Borden of circuitaanduidingen lezen kan helpen, maar vanaf een afstandje is het enige wat je kan doen op je verstand afgaan. Op de stations is het ingewikkelder om drie circuits van boven elkaar af te spannen dan drie naast elkaar. Die kan je immers gewoon wat opzij trekken. Ook voor onderhoud is naast elkaar verticaal makkelijker, je kan dan één zijde afschakelen en vanaf de zijkant van de mast aan het werk gaan. Alleen het circuit in het midden is dan lastig.
Een ander lastig geval zien we bij viercitcuitmasten. Wanneer er vier circuits in een mast of portaal worden gehangen ontstaat een indrukwekkend aantal draden, maar ook een probleem wanneer de mast of het portaal drie verdiepingen heeft. Waar we ons met drie circuits afvroegen of ze naast of boven elkaar hangen, kunnen we ons met vier circuits afvragen of er viermaal verticaal in hangt, of viermaal donau met tweemaal een rechte hoek, en tweemaal de inverse vorm. Ook nu is het lezen van de circuitborden en aanduidingen nodig om uitkomst te bieden.

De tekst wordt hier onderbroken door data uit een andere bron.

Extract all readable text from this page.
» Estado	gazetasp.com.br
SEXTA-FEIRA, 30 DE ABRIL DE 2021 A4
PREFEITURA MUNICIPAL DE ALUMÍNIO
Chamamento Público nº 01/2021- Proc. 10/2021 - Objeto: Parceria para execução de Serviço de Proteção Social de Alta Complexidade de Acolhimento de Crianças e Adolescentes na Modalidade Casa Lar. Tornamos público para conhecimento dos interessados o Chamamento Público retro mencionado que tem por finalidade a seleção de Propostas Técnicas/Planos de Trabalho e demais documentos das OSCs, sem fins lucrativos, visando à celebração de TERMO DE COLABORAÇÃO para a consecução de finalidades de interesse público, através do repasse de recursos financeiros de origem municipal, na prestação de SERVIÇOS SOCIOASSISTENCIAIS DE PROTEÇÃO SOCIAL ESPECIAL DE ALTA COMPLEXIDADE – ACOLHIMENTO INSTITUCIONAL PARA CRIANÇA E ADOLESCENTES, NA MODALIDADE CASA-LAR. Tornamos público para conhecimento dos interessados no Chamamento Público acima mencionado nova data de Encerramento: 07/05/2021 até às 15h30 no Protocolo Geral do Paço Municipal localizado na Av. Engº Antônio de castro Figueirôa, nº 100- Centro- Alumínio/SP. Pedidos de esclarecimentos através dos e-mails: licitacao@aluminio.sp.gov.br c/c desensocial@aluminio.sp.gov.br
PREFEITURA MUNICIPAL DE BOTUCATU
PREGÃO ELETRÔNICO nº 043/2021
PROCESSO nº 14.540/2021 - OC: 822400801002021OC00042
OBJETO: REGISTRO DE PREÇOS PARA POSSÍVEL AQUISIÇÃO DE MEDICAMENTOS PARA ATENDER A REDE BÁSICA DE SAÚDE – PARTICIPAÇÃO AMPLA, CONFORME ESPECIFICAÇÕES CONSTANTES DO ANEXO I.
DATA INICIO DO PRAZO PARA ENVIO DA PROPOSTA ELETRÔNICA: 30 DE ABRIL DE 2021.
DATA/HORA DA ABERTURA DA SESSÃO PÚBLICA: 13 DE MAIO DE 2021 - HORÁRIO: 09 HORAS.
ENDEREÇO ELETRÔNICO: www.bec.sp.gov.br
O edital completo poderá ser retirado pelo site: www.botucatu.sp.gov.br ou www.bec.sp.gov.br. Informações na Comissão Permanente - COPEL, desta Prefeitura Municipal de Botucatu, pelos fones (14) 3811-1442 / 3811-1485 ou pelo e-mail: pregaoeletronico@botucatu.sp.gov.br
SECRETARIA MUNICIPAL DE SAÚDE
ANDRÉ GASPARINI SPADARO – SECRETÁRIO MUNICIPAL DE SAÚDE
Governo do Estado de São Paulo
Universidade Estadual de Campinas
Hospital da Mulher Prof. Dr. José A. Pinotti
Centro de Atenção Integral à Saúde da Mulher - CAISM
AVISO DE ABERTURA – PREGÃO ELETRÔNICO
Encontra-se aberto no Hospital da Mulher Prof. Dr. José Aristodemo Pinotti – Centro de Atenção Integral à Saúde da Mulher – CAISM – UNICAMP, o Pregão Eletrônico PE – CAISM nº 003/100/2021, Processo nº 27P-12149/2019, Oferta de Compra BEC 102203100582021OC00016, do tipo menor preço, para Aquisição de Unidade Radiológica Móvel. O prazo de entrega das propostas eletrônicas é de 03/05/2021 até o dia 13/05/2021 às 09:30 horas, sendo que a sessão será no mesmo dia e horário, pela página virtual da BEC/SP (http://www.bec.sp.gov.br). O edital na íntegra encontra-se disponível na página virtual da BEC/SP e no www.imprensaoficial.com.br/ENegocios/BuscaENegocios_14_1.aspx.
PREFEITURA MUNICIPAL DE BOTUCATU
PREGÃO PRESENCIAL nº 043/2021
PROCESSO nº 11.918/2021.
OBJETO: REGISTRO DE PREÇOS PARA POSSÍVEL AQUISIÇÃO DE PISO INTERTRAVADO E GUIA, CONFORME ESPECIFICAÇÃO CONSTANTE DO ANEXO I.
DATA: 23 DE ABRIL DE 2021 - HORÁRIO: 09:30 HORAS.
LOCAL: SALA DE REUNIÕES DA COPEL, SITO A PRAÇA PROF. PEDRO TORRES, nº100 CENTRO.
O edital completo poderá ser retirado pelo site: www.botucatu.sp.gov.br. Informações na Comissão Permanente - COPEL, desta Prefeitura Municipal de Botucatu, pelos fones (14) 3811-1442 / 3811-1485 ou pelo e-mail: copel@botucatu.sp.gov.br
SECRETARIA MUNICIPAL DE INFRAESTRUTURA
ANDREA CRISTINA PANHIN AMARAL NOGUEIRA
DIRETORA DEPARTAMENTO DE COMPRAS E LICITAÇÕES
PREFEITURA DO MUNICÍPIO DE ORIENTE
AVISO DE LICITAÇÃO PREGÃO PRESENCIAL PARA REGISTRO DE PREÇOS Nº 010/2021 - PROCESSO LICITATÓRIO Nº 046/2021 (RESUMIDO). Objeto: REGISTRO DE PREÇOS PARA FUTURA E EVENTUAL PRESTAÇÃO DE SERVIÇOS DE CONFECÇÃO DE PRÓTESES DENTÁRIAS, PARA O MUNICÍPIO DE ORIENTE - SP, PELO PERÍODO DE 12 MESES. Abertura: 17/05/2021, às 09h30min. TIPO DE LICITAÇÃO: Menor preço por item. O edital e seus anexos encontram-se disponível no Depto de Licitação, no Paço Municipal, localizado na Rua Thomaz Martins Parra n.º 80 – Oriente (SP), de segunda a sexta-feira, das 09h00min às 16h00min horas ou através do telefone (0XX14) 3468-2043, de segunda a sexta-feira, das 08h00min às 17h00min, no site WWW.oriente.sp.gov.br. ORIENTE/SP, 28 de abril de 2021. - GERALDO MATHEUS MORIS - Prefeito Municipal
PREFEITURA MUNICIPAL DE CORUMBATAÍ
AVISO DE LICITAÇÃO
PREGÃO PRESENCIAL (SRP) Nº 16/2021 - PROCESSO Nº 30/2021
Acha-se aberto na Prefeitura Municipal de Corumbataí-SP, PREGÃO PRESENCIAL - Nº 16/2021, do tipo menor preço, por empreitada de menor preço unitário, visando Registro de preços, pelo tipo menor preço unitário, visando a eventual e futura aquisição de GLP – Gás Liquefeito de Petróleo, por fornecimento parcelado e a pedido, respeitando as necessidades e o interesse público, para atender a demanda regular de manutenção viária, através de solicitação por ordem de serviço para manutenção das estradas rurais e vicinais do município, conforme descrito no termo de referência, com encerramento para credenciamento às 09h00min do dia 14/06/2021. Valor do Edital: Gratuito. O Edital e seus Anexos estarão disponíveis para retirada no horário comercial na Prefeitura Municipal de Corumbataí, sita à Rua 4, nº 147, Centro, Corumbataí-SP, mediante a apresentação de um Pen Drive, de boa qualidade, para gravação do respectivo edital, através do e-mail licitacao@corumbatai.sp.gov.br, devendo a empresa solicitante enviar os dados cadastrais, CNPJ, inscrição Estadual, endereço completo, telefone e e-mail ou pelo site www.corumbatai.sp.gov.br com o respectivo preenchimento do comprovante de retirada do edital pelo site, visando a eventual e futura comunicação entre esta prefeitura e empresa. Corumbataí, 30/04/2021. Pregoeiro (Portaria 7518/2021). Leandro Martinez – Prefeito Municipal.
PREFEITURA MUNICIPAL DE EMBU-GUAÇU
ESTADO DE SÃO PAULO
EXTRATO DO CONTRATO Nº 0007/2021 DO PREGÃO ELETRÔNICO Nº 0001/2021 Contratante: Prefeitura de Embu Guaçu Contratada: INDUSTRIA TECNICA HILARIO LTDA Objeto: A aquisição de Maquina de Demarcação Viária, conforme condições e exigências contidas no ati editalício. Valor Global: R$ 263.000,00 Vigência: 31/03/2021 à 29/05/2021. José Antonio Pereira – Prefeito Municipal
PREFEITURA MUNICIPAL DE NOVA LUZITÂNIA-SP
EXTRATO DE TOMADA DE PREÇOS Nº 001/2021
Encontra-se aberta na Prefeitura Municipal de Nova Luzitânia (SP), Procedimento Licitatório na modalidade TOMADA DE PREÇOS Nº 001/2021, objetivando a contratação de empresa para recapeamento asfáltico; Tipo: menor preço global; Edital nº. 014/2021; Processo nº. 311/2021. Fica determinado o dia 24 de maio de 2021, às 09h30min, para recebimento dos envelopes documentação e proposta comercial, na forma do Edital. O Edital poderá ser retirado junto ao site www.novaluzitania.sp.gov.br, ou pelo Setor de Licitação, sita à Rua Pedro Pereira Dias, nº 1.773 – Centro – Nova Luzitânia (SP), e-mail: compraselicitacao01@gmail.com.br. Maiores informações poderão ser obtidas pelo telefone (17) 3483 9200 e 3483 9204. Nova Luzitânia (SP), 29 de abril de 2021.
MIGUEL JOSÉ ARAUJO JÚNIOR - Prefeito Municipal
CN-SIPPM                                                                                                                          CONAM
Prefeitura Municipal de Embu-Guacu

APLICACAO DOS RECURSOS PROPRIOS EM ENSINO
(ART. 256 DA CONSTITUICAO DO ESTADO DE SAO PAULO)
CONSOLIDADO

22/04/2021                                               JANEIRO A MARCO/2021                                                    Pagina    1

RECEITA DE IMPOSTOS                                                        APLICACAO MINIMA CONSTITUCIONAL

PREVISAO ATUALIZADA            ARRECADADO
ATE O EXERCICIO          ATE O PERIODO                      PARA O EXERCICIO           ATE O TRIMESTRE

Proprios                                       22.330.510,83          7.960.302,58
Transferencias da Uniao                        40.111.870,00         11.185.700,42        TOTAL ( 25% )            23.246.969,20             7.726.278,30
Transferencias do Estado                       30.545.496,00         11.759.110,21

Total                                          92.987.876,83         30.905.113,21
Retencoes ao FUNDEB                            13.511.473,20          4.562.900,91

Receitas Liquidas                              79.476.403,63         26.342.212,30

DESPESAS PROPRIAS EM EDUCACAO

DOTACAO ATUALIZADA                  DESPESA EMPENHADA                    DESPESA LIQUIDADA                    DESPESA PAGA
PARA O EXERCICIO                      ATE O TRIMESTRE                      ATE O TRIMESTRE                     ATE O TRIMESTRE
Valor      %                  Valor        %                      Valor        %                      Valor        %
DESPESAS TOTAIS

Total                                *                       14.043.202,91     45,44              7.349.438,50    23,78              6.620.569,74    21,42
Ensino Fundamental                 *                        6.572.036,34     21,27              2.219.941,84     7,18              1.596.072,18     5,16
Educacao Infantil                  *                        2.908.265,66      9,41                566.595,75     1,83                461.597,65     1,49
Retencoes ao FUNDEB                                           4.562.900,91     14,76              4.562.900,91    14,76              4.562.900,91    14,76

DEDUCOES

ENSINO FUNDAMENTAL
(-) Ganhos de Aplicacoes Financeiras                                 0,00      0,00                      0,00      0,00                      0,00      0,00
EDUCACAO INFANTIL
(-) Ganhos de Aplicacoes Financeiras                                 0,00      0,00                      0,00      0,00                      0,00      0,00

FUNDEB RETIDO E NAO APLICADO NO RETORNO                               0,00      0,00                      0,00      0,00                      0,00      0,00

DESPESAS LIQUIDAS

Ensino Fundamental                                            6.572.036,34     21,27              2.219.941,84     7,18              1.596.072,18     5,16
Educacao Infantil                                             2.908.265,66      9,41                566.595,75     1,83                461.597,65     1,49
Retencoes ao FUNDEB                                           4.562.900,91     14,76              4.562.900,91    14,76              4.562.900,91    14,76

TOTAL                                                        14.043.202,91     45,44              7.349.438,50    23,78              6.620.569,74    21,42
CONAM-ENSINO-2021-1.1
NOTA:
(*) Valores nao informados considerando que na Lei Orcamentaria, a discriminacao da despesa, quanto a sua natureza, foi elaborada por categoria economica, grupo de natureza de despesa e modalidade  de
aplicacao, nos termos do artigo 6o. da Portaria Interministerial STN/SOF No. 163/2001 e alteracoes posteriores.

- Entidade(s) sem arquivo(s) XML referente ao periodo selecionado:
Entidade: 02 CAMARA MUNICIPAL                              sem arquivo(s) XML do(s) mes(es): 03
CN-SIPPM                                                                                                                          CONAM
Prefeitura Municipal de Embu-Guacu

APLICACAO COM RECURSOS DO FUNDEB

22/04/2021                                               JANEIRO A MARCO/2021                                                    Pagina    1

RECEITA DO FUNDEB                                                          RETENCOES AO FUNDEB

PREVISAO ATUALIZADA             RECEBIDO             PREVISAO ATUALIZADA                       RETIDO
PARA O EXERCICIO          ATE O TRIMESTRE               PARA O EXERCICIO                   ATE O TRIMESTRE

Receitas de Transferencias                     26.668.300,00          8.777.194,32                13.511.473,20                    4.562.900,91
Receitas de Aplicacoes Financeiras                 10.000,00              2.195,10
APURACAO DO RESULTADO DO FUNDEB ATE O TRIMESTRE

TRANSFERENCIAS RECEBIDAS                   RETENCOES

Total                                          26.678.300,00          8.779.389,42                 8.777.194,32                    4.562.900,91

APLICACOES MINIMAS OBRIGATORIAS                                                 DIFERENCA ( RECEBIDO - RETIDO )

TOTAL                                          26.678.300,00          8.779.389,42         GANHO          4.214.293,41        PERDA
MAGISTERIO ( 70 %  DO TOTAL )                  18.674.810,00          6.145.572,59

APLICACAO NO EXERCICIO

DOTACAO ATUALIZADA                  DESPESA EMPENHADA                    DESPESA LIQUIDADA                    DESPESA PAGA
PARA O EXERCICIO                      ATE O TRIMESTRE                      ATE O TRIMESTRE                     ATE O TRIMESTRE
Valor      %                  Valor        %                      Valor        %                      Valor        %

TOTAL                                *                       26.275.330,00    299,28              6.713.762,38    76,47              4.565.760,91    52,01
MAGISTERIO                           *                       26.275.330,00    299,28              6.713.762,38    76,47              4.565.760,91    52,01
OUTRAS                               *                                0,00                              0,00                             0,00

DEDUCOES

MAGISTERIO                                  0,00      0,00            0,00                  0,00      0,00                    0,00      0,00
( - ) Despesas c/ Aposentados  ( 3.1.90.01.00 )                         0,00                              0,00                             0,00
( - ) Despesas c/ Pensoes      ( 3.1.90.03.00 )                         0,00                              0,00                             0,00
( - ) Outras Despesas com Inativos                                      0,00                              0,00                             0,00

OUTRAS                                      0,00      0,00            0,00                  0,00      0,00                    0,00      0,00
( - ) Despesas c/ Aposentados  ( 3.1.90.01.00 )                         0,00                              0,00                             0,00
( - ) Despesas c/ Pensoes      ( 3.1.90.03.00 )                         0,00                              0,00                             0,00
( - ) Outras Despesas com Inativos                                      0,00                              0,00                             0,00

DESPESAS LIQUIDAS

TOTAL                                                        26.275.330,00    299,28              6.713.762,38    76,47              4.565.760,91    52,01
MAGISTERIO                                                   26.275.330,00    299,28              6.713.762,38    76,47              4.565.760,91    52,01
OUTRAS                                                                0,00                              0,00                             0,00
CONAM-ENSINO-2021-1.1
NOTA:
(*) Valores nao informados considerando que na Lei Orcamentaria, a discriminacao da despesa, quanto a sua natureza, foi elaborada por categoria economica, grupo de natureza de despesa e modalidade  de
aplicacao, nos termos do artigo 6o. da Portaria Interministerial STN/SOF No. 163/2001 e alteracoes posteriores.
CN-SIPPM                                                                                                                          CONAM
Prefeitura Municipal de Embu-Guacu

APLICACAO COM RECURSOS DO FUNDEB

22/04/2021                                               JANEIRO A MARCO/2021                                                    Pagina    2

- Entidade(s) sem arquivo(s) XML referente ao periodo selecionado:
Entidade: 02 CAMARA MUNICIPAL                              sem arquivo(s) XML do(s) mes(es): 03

Vier naast elkaar, of tweemaal donau en tweemaal inverse donau? Foto door Bavo Lens.
Exotische configuraties
Er zijn nog meer manieren waarop je drie draden of zes draden in een mast kan hangen. Deze mogelijkheden hebben geen naam en er wordt geen rekening mee gehouden in de engineeringswereld omdat ze zo weinig voorkomen en vanwege hun glijdende schaal, waardoor ze vrijwel onmogelijk te beschrijven zijn. Maatwerk is hier noodzakelijk.